Il faut avant tout bien prendre conscience de l’importance de l’événement. Quand le Black Sabbath sacré, celui de Birmingham, celui qui réunit Ozzy et Tony, se décide à réaliser un nouvel album, c’est un peu comme si John Lennon et George Harrison n’étaient pas morts et qu’ils remettaient le couvert avec Paul McCartney - sans Ringo Starr - après quatre décennies d’absence des Fab Four. C’est comme si Pink Floyd s’était décidé à envisager le successeur légitime de The Wall autour de Roger Waters et de David Gilmour en 2005, avant le décès de Richard Wright. Mais c’est surtout comme si Robert Plant avait cédé aux sirènes de Jimmy Page pour réactiver Led Zeppelin en 2007, près de trente ans après la disparition de Bonzo. En clair, 13 tient de l’infiniment improbable ou même de la science fiction rock n’ roll. Qu’une bande de sexagénaires se permette de reconstituer, même partiellement (Bill, on est avec toi), un effectif mythique - et le mot est faible - après plus de trente cinq années d’absence dans les bacs passe au mieux pour une capricieuse crise de la soixantaine, au pire pour de la démence sénile un rien précoce - mais c’est bien connu, le rock n’ roll n’est pas connu pour spécialement bien conserver ceux qui s’y adonnent. De plus, qu’auraient encore à raconter ces défricheurs des 70’s qui n’aurait déjà été dit en long, en large et en travers ? Comment imaginer soutenir la comparaison avec des disques de la trempe de Black Sabbath, Paranoid, Master Of Reality, Volume 4 et, allons-y gaiement, Sabbath Bloody Sabbath ? Comment rester pertinent sans radoter ? Comment captiver sans risquer de se prendre les pieds dans ses propres références ? Nonobstant les intérêts financiers énormes qui gravitent autour du projet, on ne niera pas qu’Osbourne, Iommi et Butler ont au moins eu les couilles suffisamment solides pour s’embarquer dans une telle folie.

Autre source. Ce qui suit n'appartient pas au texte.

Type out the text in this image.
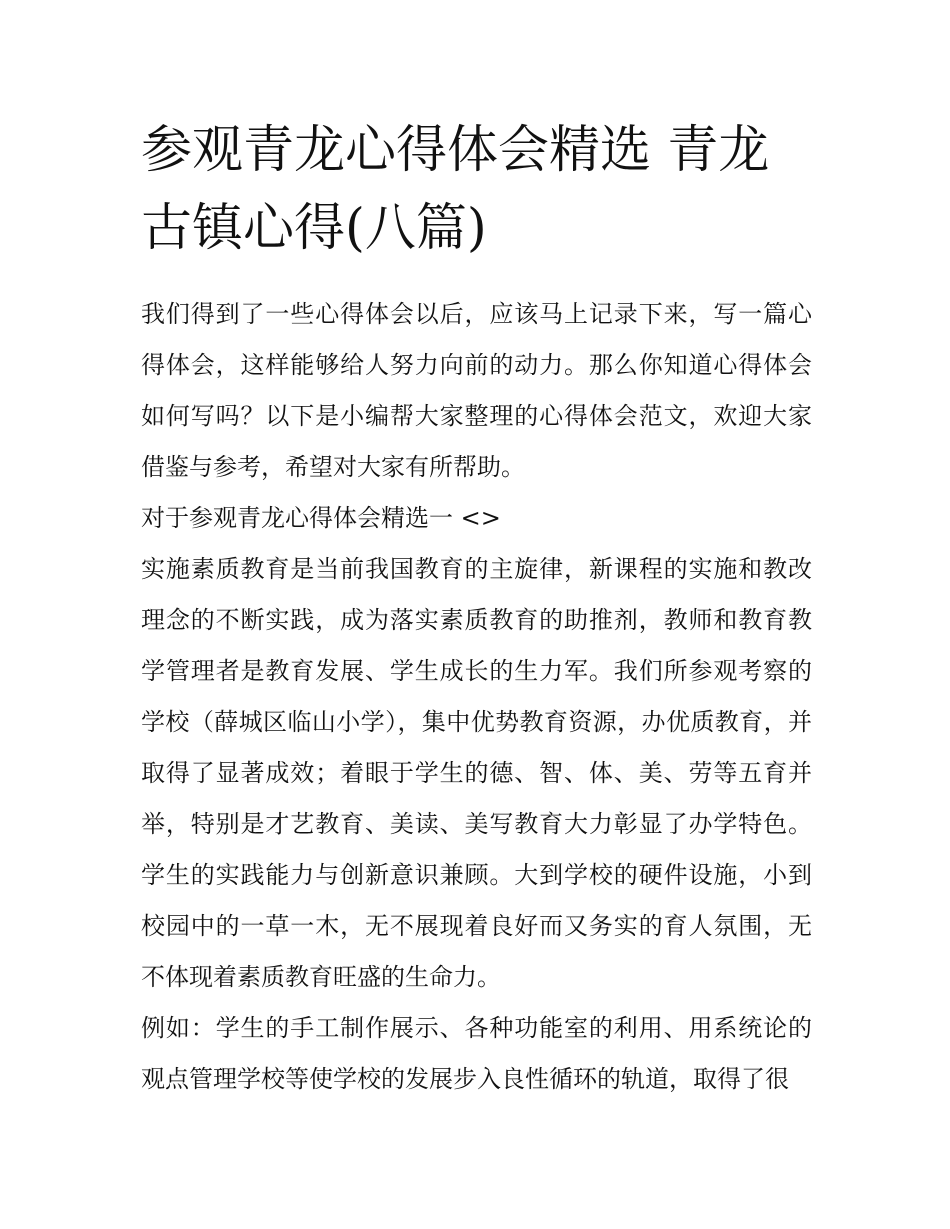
参观青龙心得体会精选 青龙古镇心得(八篇)

我们得到了一些心得体会以后，应该马上记录下来，写一篇心得体会，这样能够给人努力向前的动力。那么你知道心得体会如何写吗？以下是小编帮大家整理的心得体会范文，欢迎大家借鉴与参考，希望对大家有所帮助。

对于参观青龙心得体会精选一 <>

实施素质教育是当前我国教育的主旋律，新课程的实施和教改理念的不断实践，成为落实素质教育的助推剂，教师和教育教学管理者是教育发展、学生成长的生力军。我们所参观考察的学校（薛城区临山小学），集中优势教育资源，办优质教育，并取得了显著成效；着眼于学生的德、智、体、美、劳等五育并举，特别是才艺教育、美读、美写教育大力彰显了办学特色。学生的实践能力与创新意识兼顾。大到学校的硬件设施，小到校园中的一草一木，无不展现着良好而又务实的育人氛围，无不体现着素质教育旺盛的生命力。

例如：学生的手工制作展示、各种功能室的利用、用系统论的观点管理学校等使学校的发展步入良性循环的轨道，取得了很
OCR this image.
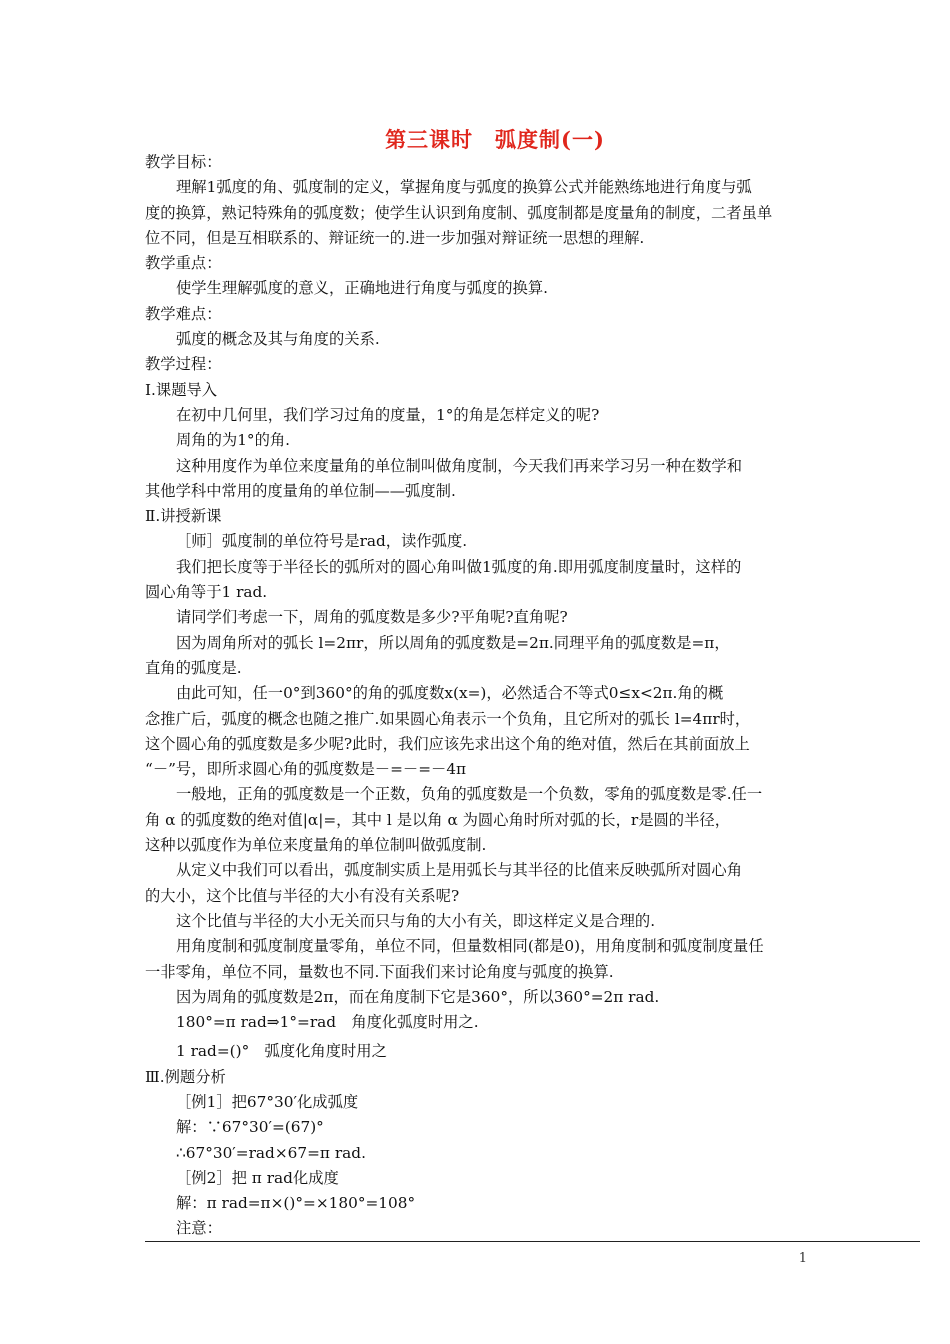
第三课时　弧度制(一)
教学目标：
理解1弧度的角、弧度制的定义，掌握角度与弧度的换算公式并能熟练地进行角度与弧
度的换算，熟记特殊角的弧度数；使学生认识到角度制、弧度制都是度量角的制度，二者虽单
位不同，但是互相联系的、辩证统一的.进一步加强对辩证统一思想的理解.
教学重点：
使学生理解弧度的意义，正确地进行角度与弧度的换算.
教学难点：
弧度的概念及其与角度的关系.
教学过程：
Ⅰ.课题导入
在初中几何里，我们学习过角的度量，1°的角是怎样定义的呢?
周角的为1°的角.
这种用度作为单位来度量角的单位制叫做角度制，今天我们再来学习另一种在数学和
其他学科中常用的度量角的单位制——弧度制.
Ⅱ.讲授新课
［师］弧度制的单位符号是rad，读作弧度.
我们把长度等于半径长的弧所对的圆心角叫做1弧度的角.即用弧度制度量时，这样的
圆心角等于1 rad.
请同学们考虑一下，周角的弧度数是多少?平角呢?直角呢?
因为周角所对的弧长 l=2πr，所以周角的弧度数是=2π.同理平角的弧度数是=π，
直角的弧度是.
由此可知，任一0°到360°的角的弧度数x(x=)，必然适合不等式0≤x<2π.角的概
念推广后，弧度的概念也随之推广.如果圆心角表示一个负角，且它所对的弧长 l=4πr时，
这个圆心角的弧度数是多少呢?此时，我们应该先求出这个角的绝对值，然后在其前面放上
“－”号，即所求圆心角的弧度数是－=－=－4π
一般地，正角的弧度数是一个正数，负角的弧度数是一个负数，零角的弧度数是零.任一
角 α 的弧度数的绝对值|α|=，其中 l 是以角 α 为圆心角时所对弧的长，r是圆的半径，
这种以弧度作为单位来度量角的单位制叫做弧度制.
从定义中我们可以看出，弧度制实质上是用弧长与其半径的比值来反映弧所对圆心角
的大小，这个比值与半径的大小有没有关系呢?
这个比值与半径的大小无关而只与角的大小有关，即这样定义是合理的.
用角度制和弧度制度量零角，单位不同，但量数相同(都是0)，用角度制和弧度制度量任
一非零角，单位不同，量数也不同.下面我们来讨论角度与弧度的换算.
因为周角的弧度数是2π，而在角度制下它是360°，所以360°=2π rad.
180°=π rad⇒1°=rad　角度化弧度时用之.
1 rad=()°　弧度化角度时用之
Ⅲ.例题分析
［例1］把67°30′化成弧度
解：∵67°30′=(67)°
∴67°30′=rad×67=π rad.
［例2］把 π rad化成度
解：π rad=π×()°=×180°=108°
注意：
1
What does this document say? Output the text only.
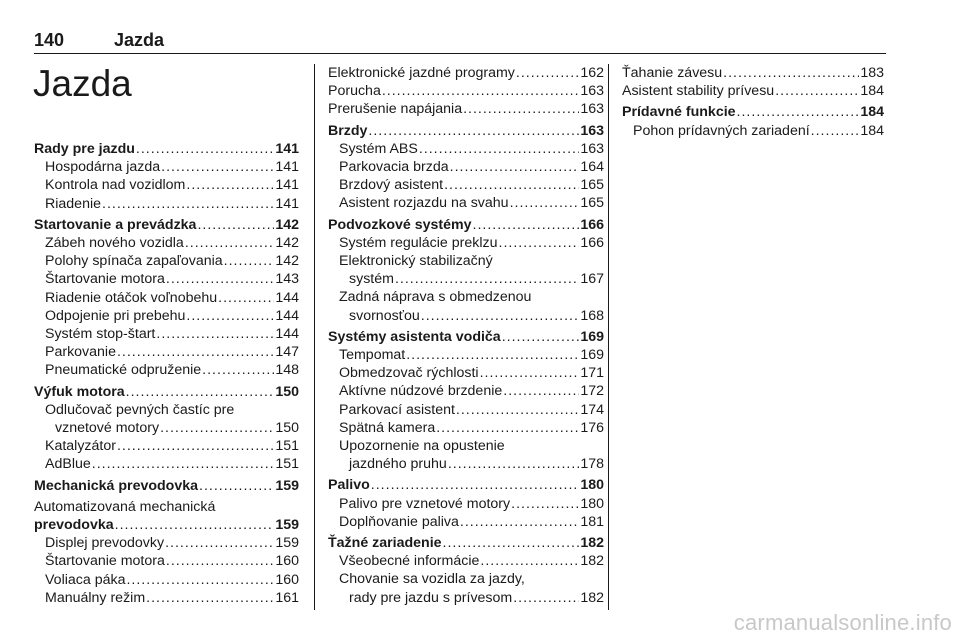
140	Jazda
Jazda
Rady pre jazdu .....	141
Hospodárna jazda .....	141
Kontrola nad vozidlom .....	141
Riadenie .....	141
Startovanie a prevádzka .....	142
Zábeh nového vozidla .....	142
Polohy spínača zapaľovania .....	142
Štartovanie motora .....	143
Riadenie otáčok voľnobehu .....	144
Odpojenie pri prebehu .....	144
Systém stop-štart .....	144
Parkovanie .....	147
Pneumatické odpruženie .....	148
Výfuk motora .....	150
Odlučovač pevných častíc pre
vznetové motory .....	150
Katalyzátor .....	151
AdBlue .....	151
Mechanická prevodovka .....	159
Automatizovaná mechanická
prevodovka .....	159
Displej prevodovky .....	159
Štartovanie motora .....	160
Voliaca páka .....	160
Manuálny režim .....	161
Elektronické jazdné programy .....	162
Porucha .....	163
Prerušenie napájania .....	163
Brzdy .....	163
Systém ABS .....	163
Parkovacia brzda .....	164
Brzdový asistent .....	165
Asistent rozjazdu na svahu .....	165
Podvozkové systémy .....	166
Systém regulácie preklzu .....	166
Elektronický stabilizačný
systém .....	167
Zadná náprava s obmedzenou
svornosťou .....	168
Systémy asistenta vodiča .....	169
Tempomat .....	169
Obmedzovač rýchlosti .....	171
Aktívne núdzové brzdenie .....	172
Parkovací asistent .....	174
Spätná kamera .....	176
Upozornenie na opustenie
jazdného pruhu .....	178
Palivo .....	180
Palivo pre vznetové motory .....	180
Doplňovanie paliva .....	181
Ťažné zariadenie .....	182
Všeobecné informácie .....	182
Chovanie sa vozidla za jazdy,
rady pre jazdu s prívesom .....	182
Ťahanie závesu .....	183
Asistent stability prívesu .....	184
Prídavné funkcie .....	184
Pohon prídavných zariadení .....	184
carmanualsonline.info
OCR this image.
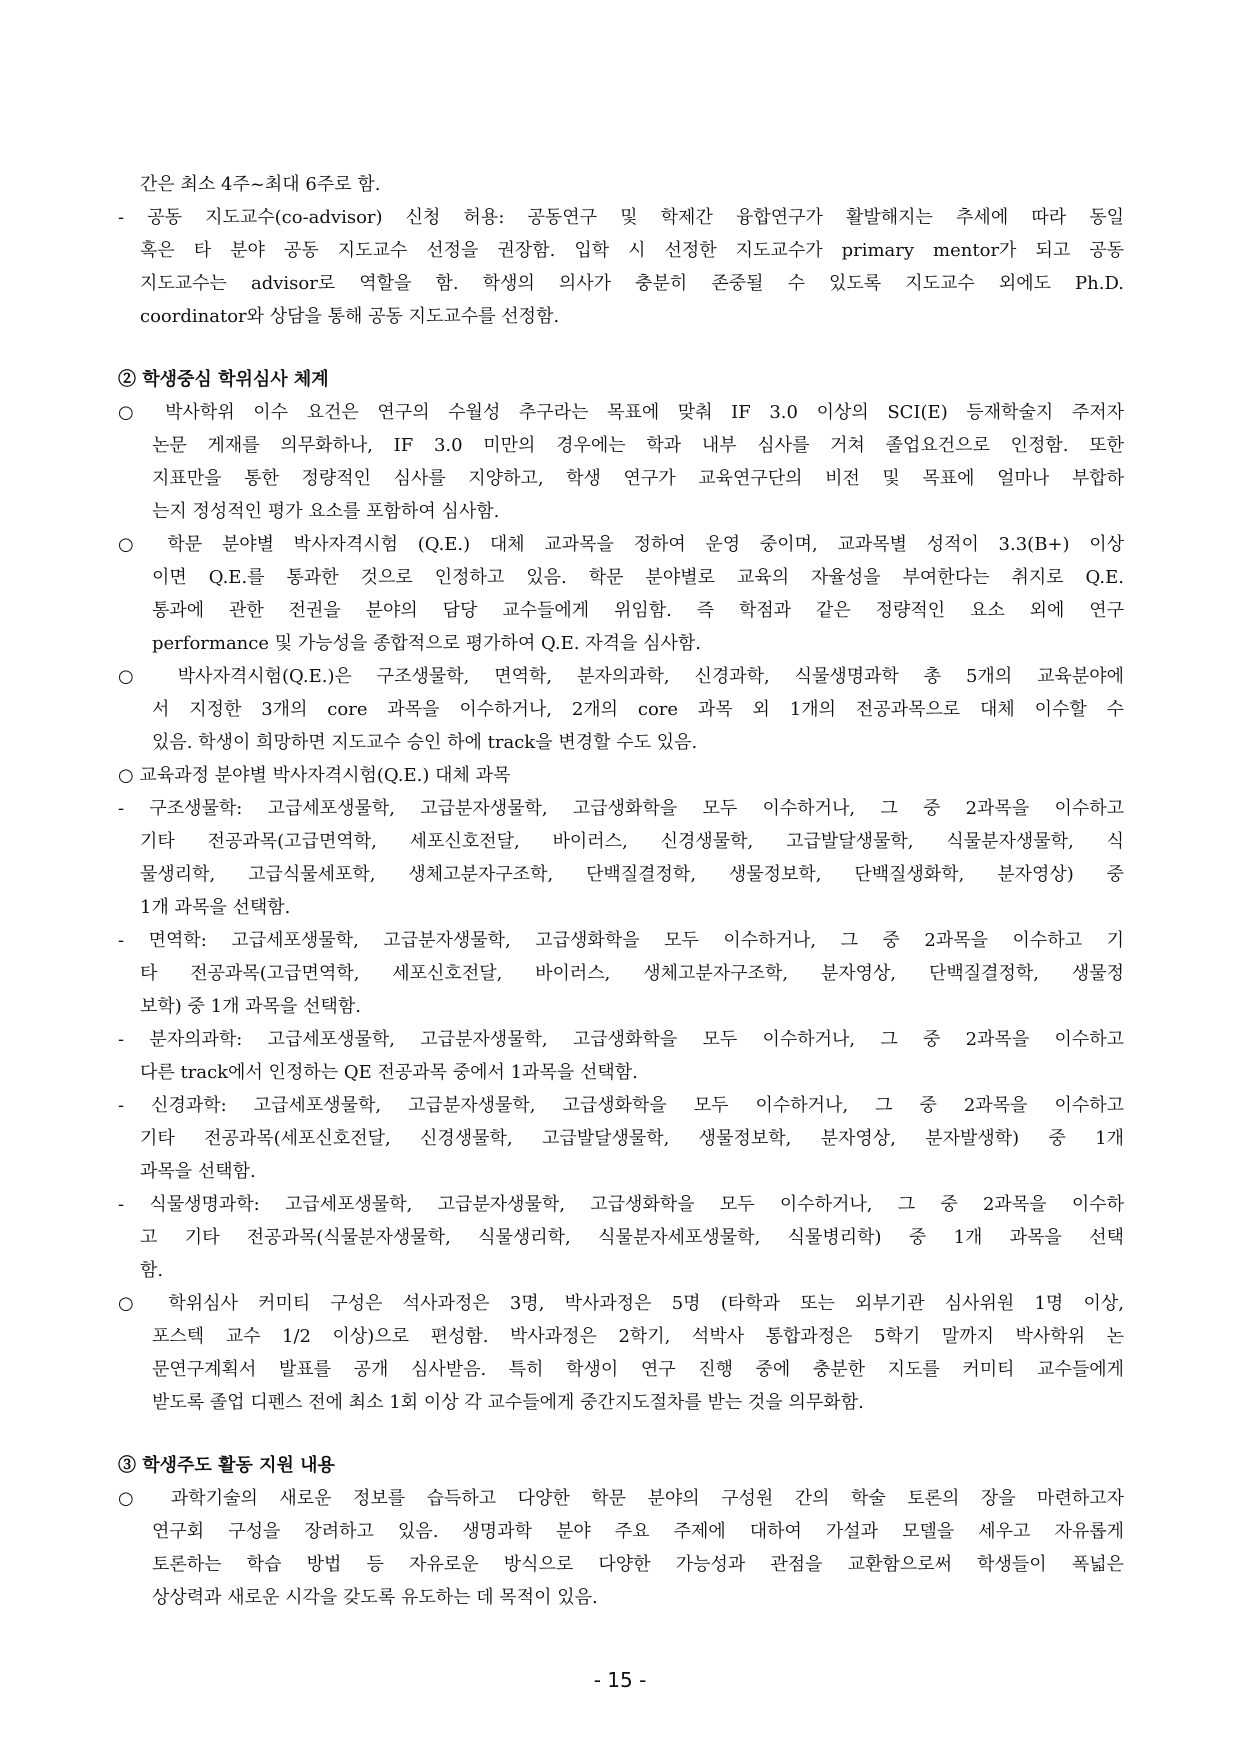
간은 최소 4주~최대 6주로 함.
- 공동 지도교수(co-advisor) 신청 허용: 공동연구 및 학제간 융합연구가 활발해지는 추세에 따라 동일
혹은 타 분야 공동 지도교수 선정을 권장함. 입학 시 선정한 지도교수가 primary mentor가 되고 공동
지도교수는 advisor로 역할을 함. 학생의 의사가 충분히 존중될 수 있도록 지도교수 외에도 Ph.D.
coordinator와 상담을 통해 공동 지도교수를 선정함.
② 학생중심 학위심사 체계
○ 박사학위 이수 요건은 연구의 수월성 추구라는 목표에 맞춰 IF 3.0 이상의 SCI(E) 등재학술지 주저자
논문 게재를 의무화하나, IF 3.0 미만의 경우에는 학과 내부 심사를 거쳐 졸업요건으로 인정함. 또한
지표만을 통한 정량적인 심사를 지양하고, 학생 연구가 교육연구단의 비전 및 목표에 얼마나 부합하
는지 정성적인 평가 요소를 포함하여 심사함.
○ 학문 분야별 박사자격시험 (Q.E.) 대체 교과목을 정하여 운영 중이며, 교과목별 성적이 3.3(B+) 이상
이면 Q.E.를 통과한 것으로 인정하고 있음. 학문 분야별로 교육의 자율성을 부여한다는 취지로 Q.E.
통과에 관한 전권을 분야의 담당 교수들에게 위임함. 즉 학점과 같은 정량적인 요소 외에 연구
performance 및 가능성을 종합적으로 평가하여 Q.E. 자격을 심사함.
○ 박사자격시험(Q.E.)은 구조생물학, 면역학, 분자의과학, 신경과학, 식물생명과학 총 5개의 교육분야에
서 지정한 3개의 core 과목을 이수하거나, 2개의 core 과목 외 1개의 전공과목으로 대체 이수할 수
있음. 학생이 희망하면 지도교수 승인 하에 track을 변경할 수도 있음.
○ 교육과정 분야별 박사자격시험(Q.E.) 대체 과목
- 구조생물학: 고급세포생물학, 고급분자생물학, 고급생화학을 모두 이수하거나, 그 중 2과목을 이수하고
기타 전공과목(고급면역학, 세포신호전달, 바이러스, 신경생물학, 고급발달생물학, 식물분자생물학, 식
물생리학, 고급식물세포학, 생체고분자구조학, 단백질결정학, 생물정보학, 단백질생화학, 분자영상) 중
1개 과목을 선택함.
- 면역학: 고급세포생물학, 고급분자생물학, 고급생화학을 모두 이수하거나, 그 중 2과목을 이수하고 기
타 전공과목(고급면역학, 세포신호전달, 바이러스, 생체고분자구조학, 분자영상, 단백질결정학, 생물정
보학) 중 1개 과목을 선택함.
- 분자의과학: 고급세포생물학, 고급분자생물학, 고급생화학을 모두 이수하거나, 그 중 2과목을 이수하고
다른 track에서 인정하는 QE 전공과목 중에서 1과목을 선택함.
- 신경과학: 고급세포생물학, 고급분자생물학, 고급생화학을 모두 이수하거나, 그 중 2과목을 이수하고
기타 전공과목(세포신호전달, 신경생물학, 고급발달생물학, 생물정보학, 분자영상, 분자발생학) 중 1개
과목을 선택함.
- 식물생명과학: 고급세포생물학, 고급분자생물학, 고급생화학을 모두 이수하거나, 그 중 2과목을 이수하
고 기타 전공과목(식물분자생물학, 식물생리학, 식물분자세포생물학, 식물병리학) 중 1개 과목을 선택
함.
○ 학위심사 커미티 구성은 석사과정은 3명, 박사과정은 5명 (타학과 또는 외부기관 심사위원 1명 이상,
포스텍 교수 1/2 이상)으로 편성함. 박사과정은 2학기, 석박사 통합과정은 5학기 말까지 박사학위 논
문연구계획서 발표를 공개 심사받음. 특히 학생이 연구 진행 중에 충분한 지도를 커미티 교수들에게
받도록 졸업 디펜스 전에 최소 1회 이상 각 교수들에게 중간지도절차를 받는 것을 의무화함.
③ 학생주도 활동 지원 내용
○ 과학기술의 새로운 정보를 습득하고 다양한 학문 분야의 구성원 간의 학술 토론의 장을 마련하고자
연구회 구성을 장려하고 있음. 생명과학 분야 주요 주제에 대하여 가설과 모델을 세우고 자유롭게
토론하는 학습 방법 등 자유로운 방식으로 다양한 가능성과 관점을 교환함으로써 학생들이 폭넓은
상상력과 새로운 시각을 갖도록 유도하는 데 목적이 있음.
- 15 -
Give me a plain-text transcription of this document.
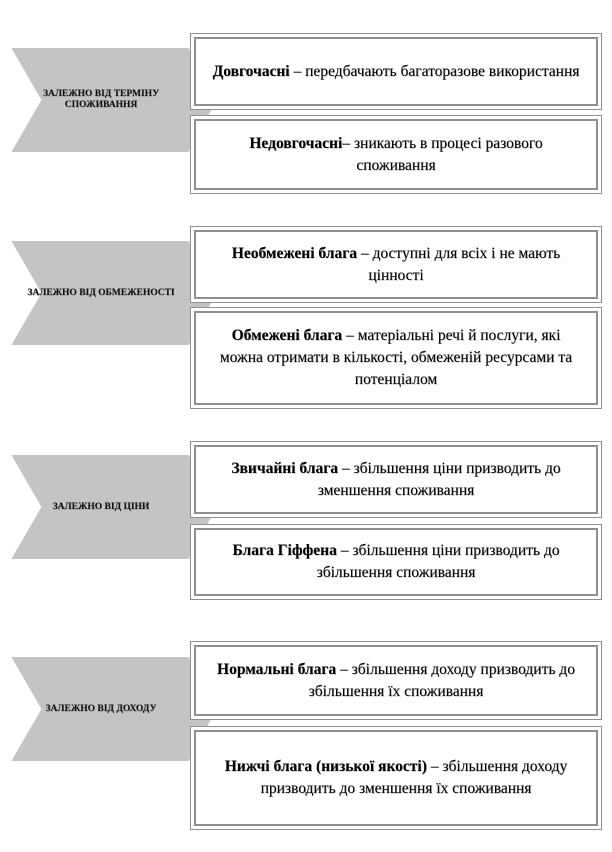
ЗАЛЕЖНО ВІД ТЕРМІНУ СПОЖИВАННЯ
Довгочасні – передбачають багаторазове використання
Недовгочасні– зникають в процесі разового споживання
ЗАЛЕЖНО ВІД ОБМЕЖЕНОСТІ
Необмежені блага – доступні для всіх і не мають цінності
Обмежені блага – матеріальні речі й послуги, які можна отримати в кількості, обмеженій ресурсами та потенціалом
ЗАЛЕЖНО ВІД ЦІНИ
Звичайні блага – збільшення ціни призводить до зменшення споживання
Блага Гіффена – збільшення ціни призводить до збільшення споживання
ЗАЛЕЖНО ВІД ДОХОДУ
Нормальні блага – збільшення доходу призводить до збільшення їх споживання
Нижчі блага (низької якості) – збільшення доходу призводить до зменшення їх споживання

Nombreux sont ceux qui ont lâché Black Sabbath après le départ du Madman, et très honnêtement, on en saurait leur en tenir rigueur. Même si Ronnie James Dio avait réussi à injecter un peu de sang neuf aux vétérans le temps d’un album, la suite des pérégrinations quasi-solitaires de Tony Iommi n’a pas vraiment de quoi passionner, d’ailleurs elle aurait même tendance à faire pitié. Tony Martin, quoi. Non mais franchement, comment le Django métallique a-t-il pu se fourvoyer avec un tel olibrius, et comment a-t-il pu persister aussi longtemps à ses côtés ? On ne va pas réinventer l’histoire, tout le monde connaît les travers de Iommi, sa boulimie de scène et de studio, son aveuglement cocaïné, son entourage de sycophantes arrivistes ou encore le fossoiement de son propre héritage. Si une poignée de justifications oiseuses existent, le résultat n’en reste pas moins navrant à bien des égards. Ceci dit, une exception mérite d’être relevée : elle s’appelle Heaven And Hell. Pas l’album, ou plutôt si, l’album aussi (qui n’est pas vilain du tout au demeurant), mais surtout le groupe, celui sous lequel l’effectif Dio s’est de nouveau réuni en 2007 peu avant le décès du chanteur. Si cette reformation cachée de Black Sabbath n’a pas engendré un enthousiasme populaire débordant, force est pourtant de constater que The Devil You Know a vraiment fière allure. Fruit d’un quatuor aux abois, traqué par la vindicte d’un Osbourne prêt à tout pour piller sa trésorerie, mais surtout première réelle tentative de renouer avec un passé flamboyant sans autre préoccupation que celle de faire, enfin, de la bonne musique, ce disque officieux du Sabbath, malgré les travers habituels inhérents à Dio, son amour pour l’occulte-spectacle et son lyrisme ultra-daté, bénéficie de tout le savoir-faire du maître artificier à la manoeuvre et des toutes dernières technologies en terme de prise de son. Résultat : jamais Sabbath n’a sonné aussi moderne, et rarement a-t-il été aussi pertinent depuis sa soumission au milieu du heavy metal. A cet égard, tout espoir placé en 13 n’apparaissait pas totalement vain par avance, même si plusieurs inconnues subsistaient.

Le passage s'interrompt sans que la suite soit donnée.